Adrain... as you know I tend to agree with Aupmanyav. Conservative Christianity wants nothing to do with the other religions. To say that as far as they are concerned, all the other religions can go to hell? Wouldn't be accurate. They believe all the other religions will be sent to hell. They worship false Gods. They follow false prophets. And anyone that doesn't leave them and convert to Christianity will also be sent to hell. No matter how "good" they are.

In this day and age that's a sucky attitude to have. But, it's easily backed up by what the Bible says. Christianity tortured Jews during the Inquisition (and before and after it). The European Christians banned the religious practices of the people in every country they went. Finally, in the U.S. they restored the rights of Native people to practice their religions. But, if Conservative Christians had their way, would such a law ever get passed? If they had their way would any religion, they believed to be false, be allowed to practice their beliefs? They probably don't like it, but they have to live with it, because it's the law of the land. Those Christians will never give up their beliefs, because it is what they believe is taught by the Bible.

So first, the Bible has to be brought down to something less than totally inerrant, infallible and true. Science does that. Liberal Christians have done that. And Baha'is have done that. But, Baha'is have also done that with the Scriptures of all religions. And, they usually talk of the "major" "revealed" religions. So even Baha'is do not agree with everything believed by the other religions. So can they honestly talk of the "oneness" of all religions? Can some believe in reincarnation? Can some believe in multiple Gods? Can some believe in evil spirit beings tempting people? Baha'is don't believe those things, but like the Conservative Christians, they have to tolerate and live with it.

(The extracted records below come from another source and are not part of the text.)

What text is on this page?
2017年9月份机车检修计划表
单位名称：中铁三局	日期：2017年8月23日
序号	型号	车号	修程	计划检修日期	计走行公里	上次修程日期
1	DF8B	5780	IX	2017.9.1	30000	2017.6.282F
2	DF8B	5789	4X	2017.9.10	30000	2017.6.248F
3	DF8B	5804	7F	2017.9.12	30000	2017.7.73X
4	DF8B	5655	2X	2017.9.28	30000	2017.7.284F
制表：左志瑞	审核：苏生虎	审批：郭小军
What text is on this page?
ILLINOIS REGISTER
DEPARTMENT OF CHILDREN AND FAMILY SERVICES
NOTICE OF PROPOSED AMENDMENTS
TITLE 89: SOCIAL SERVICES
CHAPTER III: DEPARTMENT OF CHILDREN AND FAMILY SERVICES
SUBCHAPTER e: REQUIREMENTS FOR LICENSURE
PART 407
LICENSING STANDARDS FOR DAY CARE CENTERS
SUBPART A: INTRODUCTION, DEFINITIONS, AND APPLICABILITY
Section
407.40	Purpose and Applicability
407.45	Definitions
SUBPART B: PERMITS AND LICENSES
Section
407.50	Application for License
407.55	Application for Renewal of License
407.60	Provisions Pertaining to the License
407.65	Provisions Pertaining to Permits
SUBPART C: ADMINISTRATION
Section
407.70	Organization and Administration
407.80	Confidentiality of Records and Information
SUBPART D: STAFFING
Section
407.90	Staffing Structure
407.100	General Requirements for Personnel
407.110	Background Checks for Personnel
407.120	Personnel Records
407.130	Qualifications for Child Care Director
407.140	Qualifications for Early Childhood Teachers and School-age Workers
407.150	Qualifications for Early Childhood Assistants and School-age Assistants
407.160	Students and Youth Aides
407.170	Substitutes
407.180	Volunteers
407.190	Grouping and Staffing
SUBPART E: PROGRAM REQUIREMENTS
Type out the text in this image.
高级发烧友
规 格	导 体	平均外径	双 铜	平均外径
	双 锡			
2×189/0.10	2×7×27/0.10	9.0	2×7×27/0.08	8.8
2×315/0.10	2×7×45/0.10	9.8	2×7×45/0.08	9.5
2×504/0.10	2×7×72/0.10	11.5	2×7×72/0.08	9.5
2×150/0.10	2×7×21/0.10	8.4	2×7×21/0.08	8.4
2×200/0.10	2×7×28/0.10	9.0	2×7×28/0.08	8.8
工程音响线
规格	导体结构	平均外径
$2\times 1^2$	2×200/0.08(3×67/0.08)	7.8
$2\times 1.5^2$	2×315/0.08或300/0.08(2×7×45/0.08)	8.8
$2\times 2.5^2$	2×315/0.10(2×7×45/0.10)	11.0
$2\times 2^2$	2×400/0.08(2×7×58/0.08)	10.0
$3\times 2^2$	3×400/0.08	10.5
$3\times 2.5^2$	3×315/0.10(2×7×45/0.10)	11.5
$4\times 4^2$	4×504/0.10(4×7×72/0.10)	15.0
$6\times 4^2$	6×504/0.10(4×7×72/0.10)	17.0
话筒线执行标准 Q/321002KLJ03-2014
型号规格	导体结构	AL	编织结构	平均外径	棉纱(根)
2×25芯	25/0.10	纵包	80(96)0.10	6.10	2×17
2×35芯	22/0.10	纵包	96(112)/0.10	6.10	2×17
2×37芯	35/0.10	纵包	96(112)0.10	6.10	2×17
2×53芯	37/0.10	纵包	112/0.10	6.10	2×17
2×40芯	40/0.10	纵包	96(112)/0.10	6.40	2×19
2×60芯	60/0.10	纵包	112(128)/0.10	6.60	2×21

So just like the Bible has to be brought down to something less than totally true that must be followed and believed literally, so too all religions, including the Baha'is, have to accept and respect the beliefs, as they are, in all religions. Anything less is just tolerating each other and is not a true "oneness". But, can that really happen? I doubt it, because there will always be some religions that have way too extreme beliefs and practices and must be stopped. And who's going to decide that? Conservative Christians use the Bible to make that judgment against all the other religions and many of the other Christians groups too. I wonder, can Baha'is, just like some Christians, become liberal enough to not push their beliefs that contradict the beliefs of the other religions?
 

CG Didymus

Veteran Member
I spent my adolescence in a cosmopolitan city Wellington, the capital of New Zealand with a population of over 200,000. One high school I attended had over 30 ethnic groups.
I grew up in a coastal town of Los Angeles. We had about a zillion people. But our high school had zero Blacks and maybe a quarter Hispanics. And I don't remember one Asian. There must have been some, but I don't remember any. This was the early 60's and there was still segregation. Each group had its area of Los Angeles. Our high school had one English teacher that was Black. And that was it. Nobody knew how to act around her.

The late 60's brought all that down. Music had a lot to do with it. It's still happening today. I work in construction and the young guys, White, Brown, or Black, listen to rap and hip hop. They have a special handshake and language and all kind of dress alike.